The opinion then explains that these principles are embodied in WCAB rules as well as Labor Code section 5506. WCAB rule 10617 states that an application, petition or other document that is subject to reconsideration, a petition to reopen or any other petition or document that is subject to a statute of limitations or a jurisdictional time limitation shall not be rejected for filing solely on the basis that the document has been submitted without the proper form, or it has been submitted with a form that is either incomplete or contains inaccurate information. Thus, the rule gives the WCAB great latitude to accept a deficient pleading so long as it contains sufficient information to establish a case and/or to open a new case file.
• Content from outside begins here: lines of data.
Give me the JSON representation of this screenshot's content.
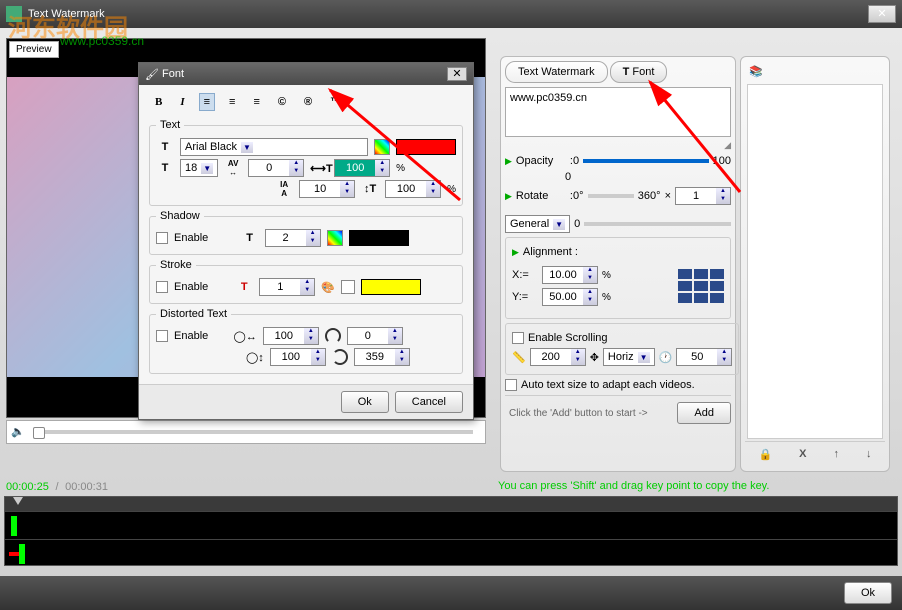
{
  "window": {
    "title": "Text Watermark"
  },
  "watermark": {
    "brand": "河东软件园",
    "url": "www.pc0359.cn"
  },
  "preview": {
    "label": "Preview"
  },
  "time": {
    "current": "00:00:25",
    "total": "00:00:31"
  },
  "tip": "You can press 'Shift' and drag key point to copy the key.",
  "tabs": {
    "text": "Text Watermark",
    "font": "Font",
    "font_prefix": "T"
  },
  "textarea": "www.pc0359.cn",
  "opacity": {
    "label": "Opacity",
    "min": ":0",
    "max": "100",
    "value": "0"
  },
  "rotate": {
    "label": "Rotate",
    "min": ":0°",
    "mid": "360°",
    "mult": "×",
    "value": "1"
  },
  "general": {
    "label": "General",
    "value": "0"
  },
  "alignment": {
    "label": "Alignment :",
    "x_label": "X:=",
    "x": "10.00",
    "y_label": "Y:=",
    "y": "50.00",
    "pct": "%"
  },
  "scroll": {
    "enable": "Enable Scrolling",
    "width": "200",
    "dir": "Horiz",
    "speed": "50"
  },
  "autosize": "Auto text size to adapt each videos.",
  "hint": "Click the 'Add' button to start ->",
  "add": "Add",
  "ok": "Ok",
  "cancel": "Cancel",
  "font_dialog": {
    "title": "Font",
    "text_legend": "Text",
    "font_family": "Arial Black",
    "font_size": "18",
    "letter_spacing": "0",
    "width_scale": "100",
    "line_height": "10",
    "height_scale": "100",
    "shadow_legend": "Shadow",
    "shadow_enable": "Enable",
    "shadow_size": "2",
    "stroke_legend": "Stroke",
    "stroke_enable": "Enable",
    "stroke_size": "1",
    "distort_legend": "Distorted Text",
    "distort_enable": "Enable",
    "distort_a": "100",
    "distort_b": "0",
    "distort_c": "100",
    "distort_d": "359"
  },
  "icons": {
    "lock": "🔒",
    "delete": "X",
    "up": "↑",
    "down": "↓",
    "layers": "📚"
  }
}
Next, rule 10517 provides that pleadings are deemed amended to conform to the stipulations agreed to by the parties on the record or may be amended by the WCAB to conform to proof. As the opinion observes, these rules serve the interests of the WCAB and the litigants and are intended to facilitate proceedings. They do not deprive the WCAB of authority to dispense with technical compliance when justice requires it, the violation is formal and there is no substantial prejudice to the opposing party (citing Beaida v. Workmen’s Comp. Appeals Bd. (1968) 263 Cal. App. 2d 204, 210 [35 Cal. Comp. Cases 245]). And, the opinion observes, if a party is disadvantaged by deficiencies in a pleading, the remedy is to allow a reasonable continuance to permit the party to prepare its case or defense (citing Blanchard v. Workers’ Comp. Appeals Bd. (1975) 53 Cal. App. 3d 590, 595 [40 Cal. Comp. Cases 784]). Labor Code section 5506 empowers the WCAB to relieve a party from dismissal or default due to mistake, inadvertence, surprise or excusable neglect.
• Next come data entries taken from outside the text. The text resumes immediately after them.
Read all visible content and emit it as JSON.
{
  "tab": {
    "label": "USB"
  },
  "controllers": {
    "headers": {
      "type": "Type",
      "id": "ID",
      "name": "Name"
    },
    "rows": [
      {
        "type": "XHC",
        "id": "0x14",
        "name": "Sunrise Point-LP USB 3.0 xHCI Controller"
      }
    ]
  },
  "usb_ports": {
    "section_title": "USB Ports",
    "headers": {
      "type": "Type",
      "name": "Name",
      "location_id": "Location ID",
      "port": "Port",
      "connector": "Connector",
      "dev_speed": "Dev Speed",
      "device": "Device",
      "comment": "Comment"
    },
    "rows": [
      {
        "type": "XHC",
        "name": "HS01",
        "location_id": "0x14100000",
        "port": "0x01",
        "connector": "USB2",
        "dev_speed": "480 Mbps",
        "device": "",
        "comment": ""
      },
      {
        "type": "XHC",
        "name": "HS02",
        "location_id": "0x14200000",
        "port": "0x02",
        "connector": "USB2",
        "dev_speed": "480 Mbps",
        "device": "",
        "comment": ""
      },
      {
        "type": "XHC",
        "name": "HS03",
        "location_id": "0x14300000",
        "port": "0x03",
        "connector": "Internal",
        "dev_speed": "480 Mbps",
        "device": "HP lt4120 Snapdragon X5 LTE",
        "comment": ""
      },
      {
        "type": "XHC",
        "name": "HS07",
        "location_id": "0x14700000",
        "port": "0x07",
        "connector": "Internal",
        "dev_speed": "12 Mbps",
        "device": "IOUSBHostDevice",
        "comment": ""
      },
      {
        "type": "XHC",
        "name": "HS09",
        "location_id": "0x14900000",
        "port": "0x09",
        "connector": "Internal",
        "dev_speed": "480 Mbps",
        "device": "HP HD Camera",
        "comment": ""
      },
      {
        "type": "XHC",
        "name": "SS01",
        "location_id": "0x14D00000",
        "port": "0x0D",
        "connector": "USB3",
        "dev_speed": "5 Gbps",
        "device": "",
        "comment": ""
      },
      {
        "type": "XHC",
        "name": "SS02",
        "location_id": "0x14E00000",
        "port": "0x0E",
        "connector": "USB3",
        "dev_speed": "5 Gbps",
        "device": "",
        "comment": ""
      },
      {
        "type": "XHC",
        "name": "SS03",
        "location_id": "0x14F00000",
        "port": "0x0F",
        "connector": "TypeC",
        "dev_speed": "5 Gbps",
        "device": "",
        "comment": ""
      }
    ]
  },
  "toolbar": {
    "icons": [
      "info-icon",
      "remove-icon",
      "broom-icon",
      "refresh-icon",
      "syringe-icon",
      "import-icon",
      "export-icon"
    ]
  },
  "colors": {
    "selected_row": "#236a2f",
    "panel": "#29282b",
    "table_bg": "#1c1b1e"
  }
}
In its applications of these principles to the underlying facts, the opinion observes that there is no indication of prejudice to defendant by inclusion of all three of decedent’s inter vivos claims on the application for death benefits. Two of the inter vivos claims remained pending and defendant had filed answers to each. The third claim had been previously resolved by a Stipulated Award with open medical treatment. Thus, defendant was put on notice that applicant was asserting a cause of action for death benefits in each of the three cases. Under these circumstances, the unanimous panel concludes that the interests of justice are better served by adjudication on the merits of each of the three cases rather than “dismissal by administrative fiat for technical noncompliance in pleadings.”

Though technically deficient under WCAB rule 10455, applicant’s September 6, 2019 application for death benefits was validly filed in each of decedent’s three cases. A petition to reopen ADJ8129185 was not a prerequisite to the filing of an application for death benefits in the three cases. As to the two unresolved CT claims (ADJ1101618 and ADJ10117140), the application was timely filed within one year of the date of death and 240 weeks of the date of injury. However, even though decedent’s previously resolved CT claim was filed within one year of the date of death, it was not filed within 240 weeks of the date of injury and, therefore, is barred by the statute of limitations set forth in Labor Code section 5406(b).


Admittedly the Jamerson panel opinion does not have the stature of an en banc or significant panel decision, but that is no reason to minimize its value. It provides a succinct, clear, well-reasoned four-part framework that will surely facilitate the evaluation and resolution of challenges to the adequacy of pleadings.